Arthur Higgins

Personal information
- Full name: Arthur Higgins
- Born: Yorkshire, England
- Died: 1915

Playing information
- Position: Fullback
Club
| Years | Team | Pld | T | G | FG | P |
| ≤1915–≥15 | Featherstone Rovers |  |  |  |  |  |

= Arthur Higgins (rugby league) =

English rugby league footballer

Arthur Higgins was a semi-professional rugby league footballer who played in the 1910s. He played at club level for Featherstone Rovers, as a .

==Testimonial match==
Higgins's benefit season at Featherstone Rovers, following the loss of his right arm, and two fingers off his left hand in an accident in a Snydale Colliery (pit), took place during the 1914–15 season.

==Colliery accident==
The coroner's inquest of March 1915 found that while repairing mineshaft brickwork from a special cradle at Snydale Colliery, Arthur Higgins and Henry Radford (a shaftman, and joiner, aged 62) were crushed.
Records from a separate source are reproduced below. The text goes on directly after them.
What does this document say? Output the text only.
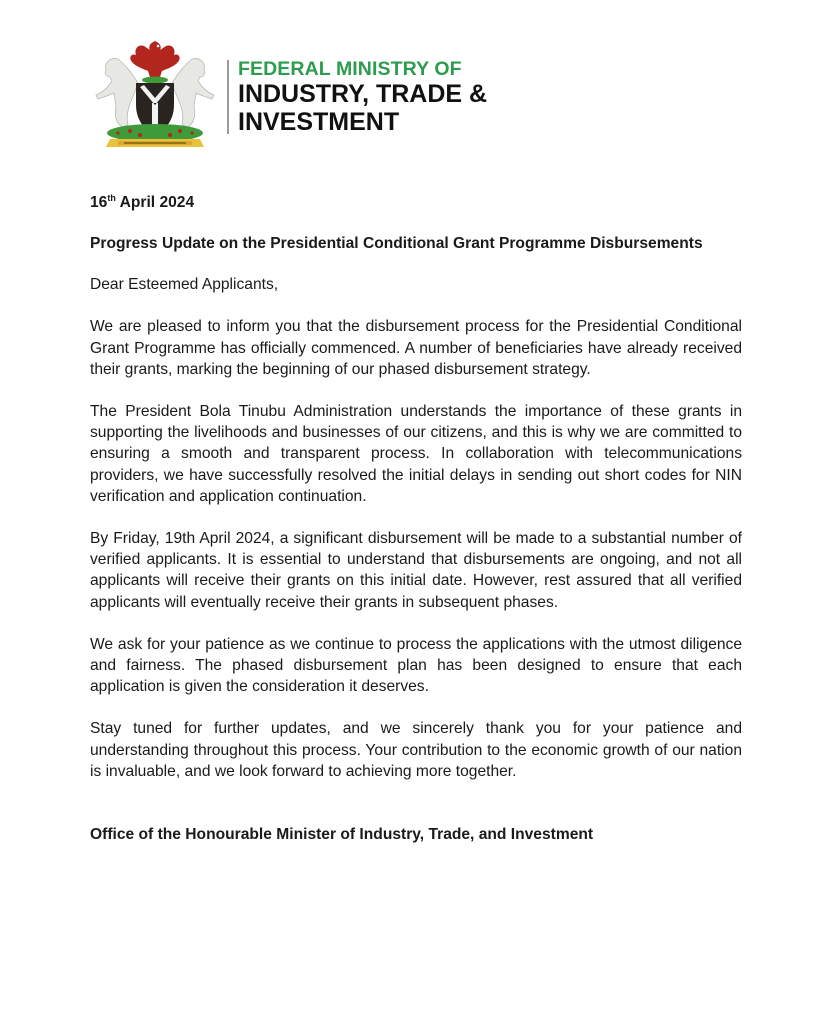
FEDERAL MINISTRY OF
INDUSTRY, TRADE &
INVESTMENT

16th April 2024

Progress Update on the Presidential Conditional Grant Programme Disbursements

Dear Esteemed Applicants,

We are pleased to inform you that the disbursement process for the Presidential Conditional Grant Programme has officially commenced. A number of beneficiaries have already received their grants, marking the beginning of our phased disbursement strategy.

The President Bola Tinubu Administration understands the importance of these grants in supporting the livelihoods and businesses of our citizens, and this is why we are committed to ensuring a smooth and transparent process. In collaboration with telecommunications providers, we have successfully resolved the initial delays in sending out short codes for NIN verification and application continuation.

By Friday, 19th April 2024, a significant disbursement will be made to a substantial number of verified applicants. It is essential to understand that disbursements are ongoing, and not all applicants will receive their grants on this initial date. However, rest assured that all verified applicants will eventually receive their grants in subsequent phases.

We ask for your patience as we continue to process the applications with the utmost diligence and fairness. The phased disbursement plan has been designed to ensure that each application is given the consideration it deserves.

Stay tuned for further updates, and we sincerely thank you for your patience and understanding throughout this process. Your contribution to the economic growth of our nation is invaluable, and we look forward to achieving more together.

Office of the Honourable Minister of Industry, Trade, and Investment
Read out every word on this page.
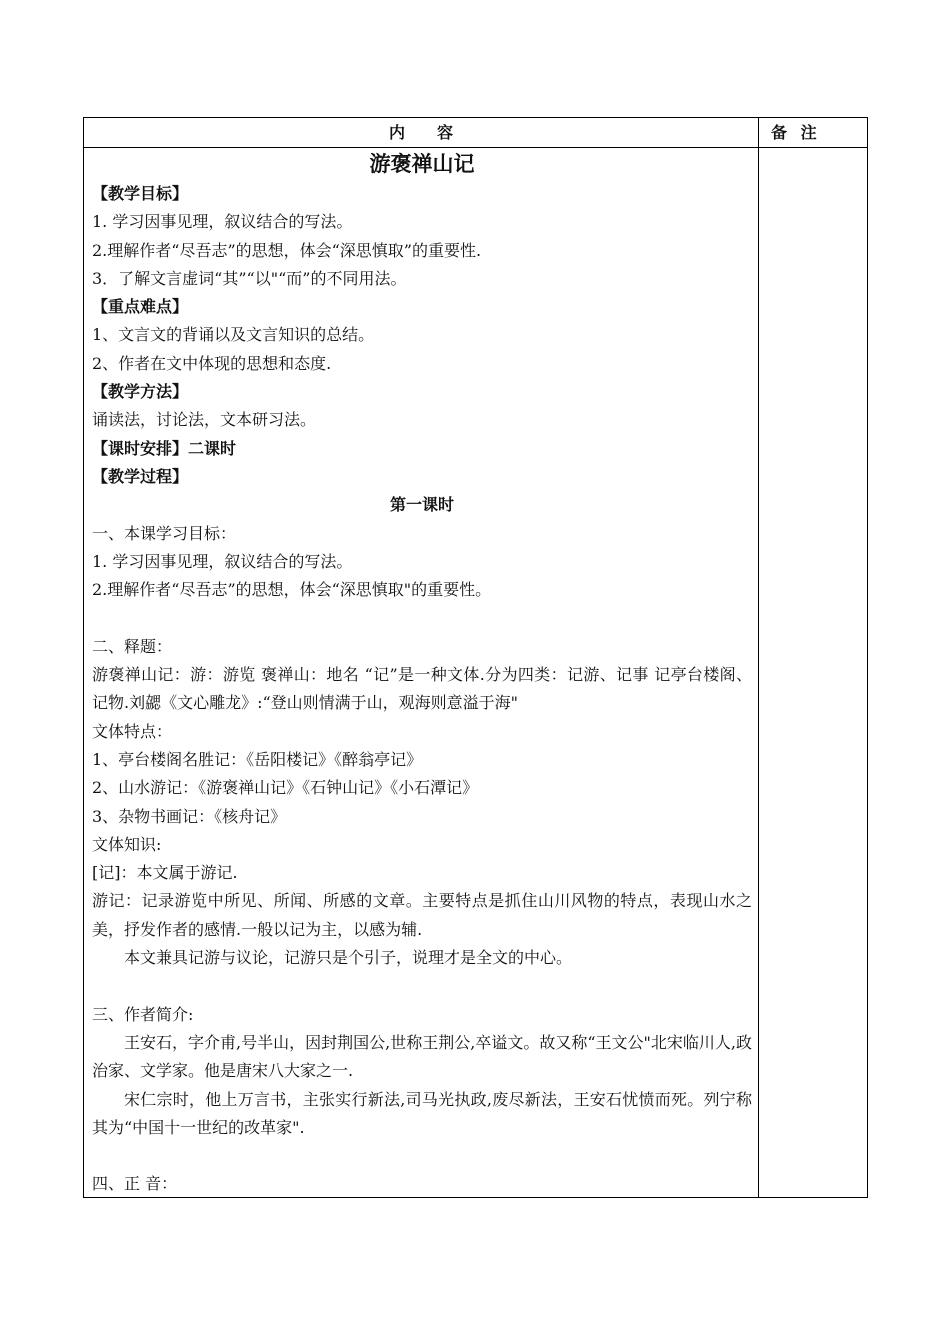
内　　容	备 注
游褒禅山记
【教学目标】
1. 学习因事见理，叙议结合的写法。
2.理解作者“尽吾志”的思想，体会“深思慎取”的重要性.
3．了解文言虚词“其”“以"“而”的不同用法。
【重点难点】
1、文言文的背诵以及文言知识的总结。
2、作者在文中体现的思想和态度.
【教学方法】
诵读法，讨论法，文本研习法。
【课时安排】二课时
【教学过程】
第一课时
一、本课学习目标：
1. 学习因事见理，叙议结合的写法。
2.理解作者“尽吾志”的思想，体会“深思慎取"的重要性。
二、释题：
游褒禅山记：游：游览 褒禅山：地名 “记”是一种文体.分为四类：记游、记事 记亭台楼阁、记物.刘勰《文心雕龙》:“登山则情满于山，观海则意溢于海"
文体特点：
1、亭台楼阁名胜记：《岳阳楼记》《醉翁亭记》
2、山水游记：《游褒禅山记》《石钟山记》《小石潭记》
3、杂物书画记：《核舟记》
文体知识:
[记]：本文属于游记.
游记：记录游览中所见、所闻、所感的文章。主要特点是抓住山川风物的特点，表现山水之美，抒发作者的感情.一般以记为主，以感为辅.
本文兼具记游与议论，记游只是个引子，说理才是全文的中心。
三、作者简介:
王安石，字介甫,号半山，因封荆国公,世称王荆公,卒谥文。故又称“王文公"北宋临川人,政治家、文学家。他是唐宋八大家之一.
宋仁宗时，他上万言书，主张实行新法,司马光执政,废尽新法，王安石忧愤而死。列宁称其为“中国十一世纪的改革家".
四、正 音：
As they were using a cradle, the mine manager; Arthur Simpkin stated that the over-winding gear could not be used, the use of temporary safety location marks on the winding indicator was confirmed by the mining company director; Mr Hargreaves, and that despite the emergency-stop signaling by banksman; David Precious (of Snydale), momentary forgetfulness of the winding engineman; Noah Guest, who momentarily believed he was winding from much lower-level of the shaft at his usual position at Haigh Moor seam, resulted in the cradle crashing in to the headgear, the jury returned a verdict of accidental death, the coroner agreed with the jury that an act criminal negligence had not been committed by Noah Guest, who was of good character, and had never before made a mistake. Fifteen minutes after his arrival at Clayton Hospital, Wakefield, Radford, who was badly crushed, with many broken bones, was pronounced dead by the house surgeon Ida Guillaume (1876-1929). Higgins' right arm was so badly injured it had to be amputated, and he also lost two fingers from his left hand.